I have a problem in my text book that i cannot possibly figure out.

if sin(A) = 3/5 and angle A is in the second quadrant, find the following without using any inverse functions. Provide exact answer
completely simplified.

I cannot do
a. b. or c.

a. cos(A)
b. tan(A)
c. csc(A)

I do not even know how to tackle this problem! Do i need to use some type of identity?
How can 3/5 be in Q2?and why does that even matter?
Can someone help me do the first one a. cos(A) and then i can do the rest?

I just dot know where to begin.
Thank you

 

[wjm11]

if sin(A) = 3/5 and angle A is in the second quadrant, find the following without using any inverse functions. Provide exact answer
completely simplified.

Just draw a triangle in the second quadrant with A as the reference angle (near the origin). Remember that the sine of an angle is equal to the ratio of the opposite side over the hypotenuse. Since the sine of A is 3/5, that means that the opposite side is 3 and the hypotenuse is 5. Write these values on your drawing.
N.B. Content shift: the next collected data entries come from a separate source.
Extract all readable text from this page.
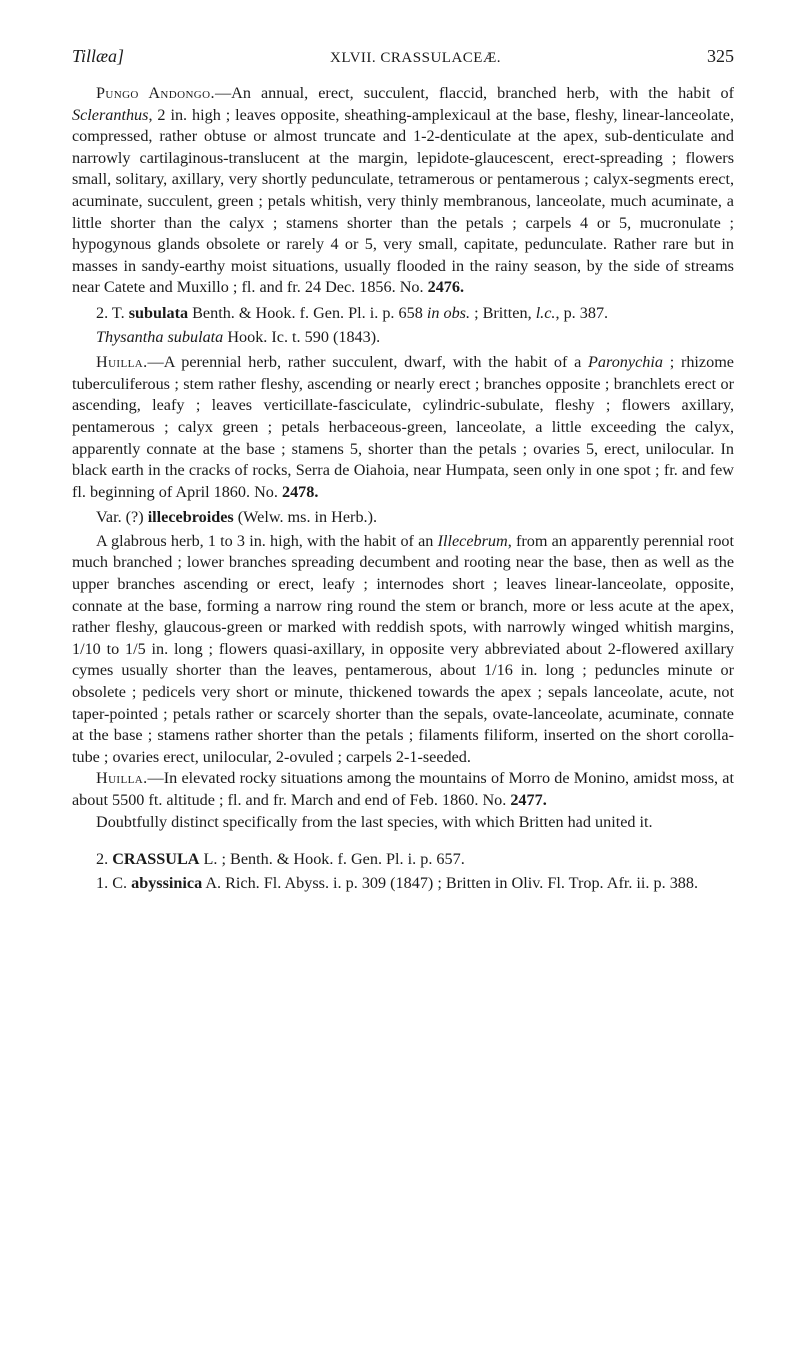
Tillæa]	XLVII. CRASSULACEÆ.	325

Pungo Andongo.—An annual, erect, succulent, flaccid, branched herb, with the habit of Scleranthus, 2 in. high ; leaves opposite, sheathing-amplexicaul at the base, fleshy, linear-lanceolate, compressed, rather obtuse or almost truncate and 1-2-denticulate at the apex, sub-denticulate and narrowly cartilaginous-translucent at the margin, lepidote-glaucescent, erect-spreading ; flowers small, solitary, axillary, very shortly pedunculate, tetramerous or pentamerous ; calyx-segments erect, acuminate, succulent, green ; petals whitish, very thinly membranous, lanceolate, much acuminate, a little shorter than the calyx ; stamens shorter than the petals ; carpels 4 or 5, mucronulate ; hypogynous glands obsolete or rarely 4 or 5, very small, capitate, pedunculate. Rather rare but in masses in sandy-earthy moist situations, usually flooded in the rainy season, by the side of streams near Catete and Muxillo ; fl. and fr. 24 Dec. 1856. No. 2476.

2. T. subulata Benth. & Hook. f. Gen. Pl. i. p. 658 in obs. ; Britten, l.c., p. 387.

Thysantha subulata Hook. Ic. t. 590 (1843).

Huilla.—A perennial herb, rather succulent, dwarf, with the habit of a Paronychia ; rhizome tuberculiferous ; stem rather fleshy, ascending or nearly erect ; branches opposite ; branchlets erect or ascending, leafy ; leaves verticillate-fasciculate, cylindric-subulate, fleshy ; flowers axillary, pentamerous ; calyx green ; petals herbaceous-green, lanceolate, a little exceeding the calyx, apparently connate at the base ; stamens 5, shorter than the petals ; ovaries 5, erect, unilocular. In black earth in the cracks of rocks, Serra de Oiahoia, near Humpata, seen only in one spot ; fr. and few fl. beginning of April 1860. No. 2478.

Var. (?) illecebroides (Welw. ms. in Herb.).

A glabrous herb, 1 to 3 in. high, with the habit of an Illecebrum, from an apparently perennial root much branched ; lower branches spreading decumbent and rooting near the base, then as well as the upper branches ascending or erect, leafy ; internodes short ; leaves linear-lanceolate, opposite, connate at the base, forming a narrow ring round the stem or branch, more or less acute at the apex, rather fleshy, glaucous-green or marked with reddish spots, with narrowly winged whitish margins, 1/10 to 1/5 in. long ; flowers quasi-axillary, in opposite very abbreviated about 2-flowered axillary cymes usually shorter than the leaves, pentamerous, about 1/16 in. long ; peduncles minute or obsolete ; pedicels very short or minute, thickened towards the apex ; sepals lanceolate, acute, not taper-pointed ; petals rather or scarcely shorter than the sepals, ovate-lanceolate, acuminate, connate at the base ; stamens rather shorter than the petals ; filaments filiform, inserted on the short corolla-tube ; ovaries erect, unilocular, 2-ovuled ; carpels 2-1-seeded.

Huilla.—In elevated rocky situations among the mountains of Morro de Monino, amidst moss, at about 5500 ft. altitude ; fl. and fr. March and end of Feb. 1860. No. 2477.

Doubtfully distinct specifically from the last species, with which Britten had united it.

2. CRASSULA L. ; Benth. & Hook. f. Gen. Pl. i. p. 657.

1. C. abyssinica A. Rich. Fl. Abyss. i. p. 309 (1847) ; Britten in Oliv. Fl. Trop. Afr. ii. p. 388.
Using the Pythagorean Theorem, we can calculate that the adjacent side is 4. However, since this is in the second quadrant, that 4 is in the negative x direction, so it is a -4. (That's why the quadrant matters; we have to keep track of the signs of the x and y values.) Mark that on your drawing also.

Now that you have all three sides of the triangle solved, you can find any trig ratio that you want for angle A.

 

[icelated]

Oh, i should have known this.

Remember that the sine of an angle is equal to the ratio of the opposite side over the hypotenuse.

what if the angle is in degrees?

I guess i am use to working in the other direction. Not backwards.. Thank you..


a) cos(A) = 4/3

Since, tan(A) = sin / cos
b) tan(A) = 3/ -4?
c) csc = 1 / sin = 1/3?

Thank you

 

[wjm11]

what if the angle is in degrees?

a) cos(A) = 4/3

Since, tan(A) = sin / cos
b) tan(A) = 3/ -4?
c) csc = 1 / sin = 1/3?

We don't really care what the angle is in this problem; it irrelevant whether it's in degrees or not.

cos(A) = -4/5 (adjacent/hyp.)
tan(A) = 3/ -4 = -(3/4)
csc(A) = 1 / sin(A) = 1/(3/5) = 5/3